Draw0 <- Draw[which(Draw$Depth >= .05),] #Looking at distribution of drawdowns over 5%
boxplot(Draw0$Depth, main = "Distribution of Drawdowns (over 5%)", ylab = "Percent Fall from High")
points(mean(Draw0$Depth), col = "red", cex = 1.3) #Red dot is the mean

boxplot(Draw$Depth, main = "Distribution of Drawdowns", ylab = "Percent Fall from High")
points(mean(Draw$Depth), col = "red", cex = 1.3) #Red dot is the mean

#Console Output:
> summary(Draw0) #Summary of drawdowns over 5%

     Depth            Length   
 Min.   :0.0500   Min.   :   8.0
 1st Qu.:0.0623   1st Qu.:  40.0
 Median :0.0786   Median :  62.0  
 Mean   :0.1322   Mean   : 225.1  
 3rd Qu.:0.1356   3rd Qu.: 160.0
 Max.   :0.5678   Max.   :1898.0

> summary(Draw) #Summary of all drawdowns

     Depth              Length     
 Min.   :0.000100   Min.   :   2.00
 1st Qu.:0.002475   1st Qu.:   2.00
 Median :0.006700   Median :   4.00  
 Mean   :0.024674   Mean   :  32.63
 3rd Qu.:0.022925   3rd Qu.:  13.00
 Max.   :0.567800   Max.   :1898.00
>


# Interpretation of distributions
A casual interpretation is that if the price falls 5% from the previous high then it is likely to continue falling even further and reach a bottom of 7.86% - which is the median. The mean is 13.22%.

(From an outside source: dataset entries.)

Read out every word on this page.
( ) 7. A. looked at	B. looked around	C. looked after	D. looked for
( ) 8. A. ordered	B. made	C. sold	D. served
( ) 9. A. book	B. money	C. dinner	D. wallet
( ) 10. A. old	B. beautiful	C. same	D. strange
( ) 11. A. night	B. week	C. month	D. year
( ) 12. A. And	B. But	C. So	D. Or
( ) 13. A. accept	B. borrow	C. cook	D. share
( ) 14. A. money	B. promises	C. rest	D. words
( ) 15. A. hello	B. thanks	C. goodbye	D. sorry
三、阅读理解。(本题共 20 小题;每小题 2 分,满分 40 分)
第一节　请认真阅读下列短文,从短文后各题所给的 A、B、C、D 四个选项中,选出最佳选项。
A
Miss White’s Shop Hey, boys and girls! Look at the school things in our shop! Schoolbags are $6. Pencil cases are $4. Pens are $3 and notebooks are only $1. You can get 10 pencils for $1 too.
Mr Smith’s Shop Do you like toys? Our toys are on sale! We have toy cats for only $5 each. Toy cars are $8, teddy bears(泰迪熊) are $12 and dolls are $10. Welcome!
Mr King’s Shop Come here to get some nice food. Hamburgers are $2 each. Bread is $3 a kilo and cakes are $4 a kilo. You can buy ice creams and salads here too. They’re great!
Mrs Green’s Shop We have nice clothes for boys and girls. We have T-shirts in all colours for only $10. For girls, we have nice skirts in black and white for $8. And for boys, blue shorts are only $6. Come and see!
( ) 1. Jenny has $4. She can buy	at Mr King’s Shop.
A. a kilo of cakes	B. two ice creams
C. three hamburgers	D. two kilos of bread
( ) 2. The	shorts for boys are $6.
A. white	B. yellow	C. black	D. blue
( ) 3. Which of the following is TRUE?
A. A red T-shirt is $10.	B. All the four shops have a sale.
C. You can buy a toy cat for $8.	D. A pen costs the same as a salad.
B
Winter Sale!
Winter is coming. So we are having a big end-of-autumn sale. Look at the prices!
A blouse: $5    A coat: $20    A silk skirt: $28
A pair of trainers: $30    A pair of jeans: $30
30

However, looking at all the existing drawdown distributions the median is 0.67% and the mean is 2.5%. This means that the vast majority of drawdowns are short-lived and in a bull market it may be advantageous to enter the market immediately after a correction of 0.67%.



In the section below we look at the drawdown risk if we enter a position at a random point in time with no regards to economic conditions. It is assumed that position is opened at "Close" price and the 3-month window is calculated starting on the following day.

# Probability of encountering a drawdown 3 months into the future.
draw3 <- rollapply(lag(sp$Low,k=-1), 63, min, align = "left") #3-month absolute minimum, starting date is following day
sp$Draw_3mo <- round((draw3-sp$Close)/sp$Close,3)
Days_No_Drawdown <-sp[which(sp$Draw_3mo>0),]
length(Days_No_Drawdown)/length(sp)

Conclusion: Only 1.07% of the days experienced no drawdown so we can be confident in assuming that some drawdown will be encountered into the future after opening a position. Note that the probability of encountering drawdowns goes higher in Bear markets and is lower in Bull markets.

# If/when a drawdown is encountered in the next 3 months, what should we expect it to be.
Days_Yes_Drawdown <-sp[which(sp$Draw_3mo<0),]
summary(Days_Yes_Drawdown$Draw_3mo)
stat.desc(Days_Yes_Drawdown$Draw_3mo)

> stat.desc(Days_Yes_Drawdown$Draw_3mo)
                  Draw_3mo
nbr.val       1.410500e+04
nbr.null      0.000000e+00
nbr.na        0.000000e+00
min          -4.300000e-01
max          -1.000000e-03
range         4.290000e-01
sum          -7.847150e+02
median       -3.900000e-02
mean         -5.563382e-02
SE.mean       4.764645e-04
CI.mean.0.95  9.339335e-04
var           3.202095e-03
std.dev       5.658706e-02
coef.var     -1.017134e+00

Conclusion: Median is 3.9%,  Mean is 5.56%,  Standard Deviation is 5.66%, Range is -0.1% to -43%. In good economic times the drawdowns should be smaller than average and the opposite should be expected in periods of high market volatility; therefore, the data should be interpreted within the context of market conditions.